- 2018 Pharmacometric Programming Webinar:
The American Statistical Association (ASA) Section for Statistical Programmers and Analysts (SSPA) and the Statistics and Pharmacometrics Interest Group (SxP) jointly sponsored a webinar on Pharmacometric Programming. The webinar will take place on Tuesday, Jan 30th from 12:00-1:30 pm. The description and registration instructions are listed below. Please note that multiple persons are encouraged to view each registered connection (for example, by projecting the webinar in a conference room).
Title: Pharmacometric Programming
Presenters: Amit Roy, Jing Su, Neelima Thanneer, and Jeffry Florian
Date and Time: Tuesday, January 30, 2018, 12:00 p.m. – 1:30 p.m. Eastern time
Registration Deadline: Friday, January 26, at 12:00 p.m. Eastern time
ASA Joint Statistical Meeting (JSM) 2017: July 29 – August 3 2017 in Baltimore, WA. Topic contributed papers by our interest group on Pharmacometric Programming: Thu. August 3rd, 2017, 8:30 AM - 10:20 AM
Clinical Pharmacology Workshop Series 2017: August 9 – 11 2017 in Salt Lake City, Utah, USA. By University of Utah, Department of Pediatrics, Division of Clinical Pharmacology.
CENISBS: Joint Conference on Biometrics & Biopharmaceutical Statistics: 28 August – 1 September 2017 in Vienna, Austria
PODE: 12th Workshop on Population Optimum Design of Experiments (PODE) 2017, Friday, 8 September 2017, the Biostatistics and Pharmacometrics department of Novartis Pharma.
One of the highlights will be our Steering Committee Member, Jose Pinheiro's talk, on “Exposure-response modeling for dose selection under model uncertainty: Extending the MCP-Mod approach”. This goes beyond the typical PK sampling time point optimization and exemplifies the relationship between study design aspects and optimal design considerations.
SxP Proposed session accepted by ACoP8 (October 15-18, 2017 in Fort Lauderdale, FA, USA): Integrating quantitative disciplines - Making model-informed discovery and drug development (MID3) work in practice, proposed by Mark K. Smith (Pfizer).
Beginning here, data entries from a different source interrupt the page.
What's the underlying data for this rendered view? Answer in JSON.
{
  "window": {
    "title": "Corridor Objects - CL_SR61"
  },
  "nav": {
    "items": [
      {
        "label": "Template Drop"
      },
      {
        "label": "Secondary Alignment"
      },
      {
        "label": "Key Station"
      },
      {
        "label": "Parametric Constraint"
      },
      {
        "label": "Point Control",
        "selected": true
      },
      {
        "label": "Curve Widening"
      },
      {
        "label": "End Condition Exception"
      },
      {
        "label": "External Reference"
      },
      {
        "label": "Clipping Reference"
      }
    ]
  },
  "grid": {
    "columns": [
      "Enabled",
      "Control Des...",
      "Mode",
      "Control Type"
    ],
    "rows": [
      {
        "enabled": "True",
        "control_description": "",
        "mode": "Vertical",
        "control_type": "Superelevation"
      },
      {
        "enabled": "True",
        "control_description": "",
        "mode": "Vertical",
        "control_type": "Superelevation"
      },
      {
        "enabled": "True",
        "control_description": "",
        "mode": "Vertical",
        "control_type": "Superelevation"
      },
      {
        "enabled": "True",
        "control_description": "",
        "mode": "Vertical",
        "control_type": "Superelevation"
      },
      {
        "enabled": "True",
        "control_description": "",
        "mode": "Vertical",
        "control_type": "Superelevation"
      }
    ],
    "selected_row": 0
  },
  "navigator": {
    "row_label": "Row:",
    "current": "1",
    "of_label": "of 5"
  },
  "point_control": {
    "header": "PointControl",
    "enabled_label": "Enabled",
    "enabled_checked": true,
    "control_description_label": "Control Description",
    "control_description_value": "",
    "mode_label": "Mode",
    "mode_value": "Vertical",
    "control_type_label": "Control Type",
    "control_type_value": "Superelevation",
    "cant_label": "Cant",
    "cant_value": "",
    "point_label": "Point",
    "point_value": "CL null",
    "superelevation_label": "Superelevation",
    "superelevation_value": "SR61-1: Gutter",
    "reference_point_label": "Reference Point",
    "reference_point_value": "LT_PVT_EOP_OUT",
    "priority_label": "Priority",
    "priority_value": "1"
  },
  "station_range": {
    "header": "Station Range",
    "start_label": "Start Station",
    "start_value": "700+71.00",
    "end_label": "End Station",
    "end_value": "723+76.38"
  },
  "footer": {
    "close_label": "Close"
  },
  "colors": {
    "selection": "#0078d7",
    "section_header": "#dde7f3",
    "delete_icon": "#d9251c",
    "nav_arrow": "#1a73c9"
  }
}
To truly deliver model-informed discovery and drug development (MID3), we need to integrate information across a wide range of quantitative disciplines - systems pharmacology, clinical pharmacology, pharmacometrics, statistics, epidemiology, decision scientists. Yet there is a danger that each discipline works in isolation, developing models and making inferences. Models and information sharing struggles to cross between quantitative groups. Assumptions are not well captured, articulated or shared in ways that make model scope and limitations clear. Instead of accumulating knowledge and understanding across the quantitative groups, we get mistrust, rework and a myopic view. But by embracing the principles of MID3, employing good practice, and finding suitable ways to share and build on knowledge which accumulates across disciplines we can work more effectively to bring a complete picture of drug action to development of new medicines and drug regimens, and to use that information to plan and design efficient studies. In this session we will look at how the quantitative disciplines might work together effectively, break down silos, work together on models, effectively share information, inform design, make better inferences and decisions.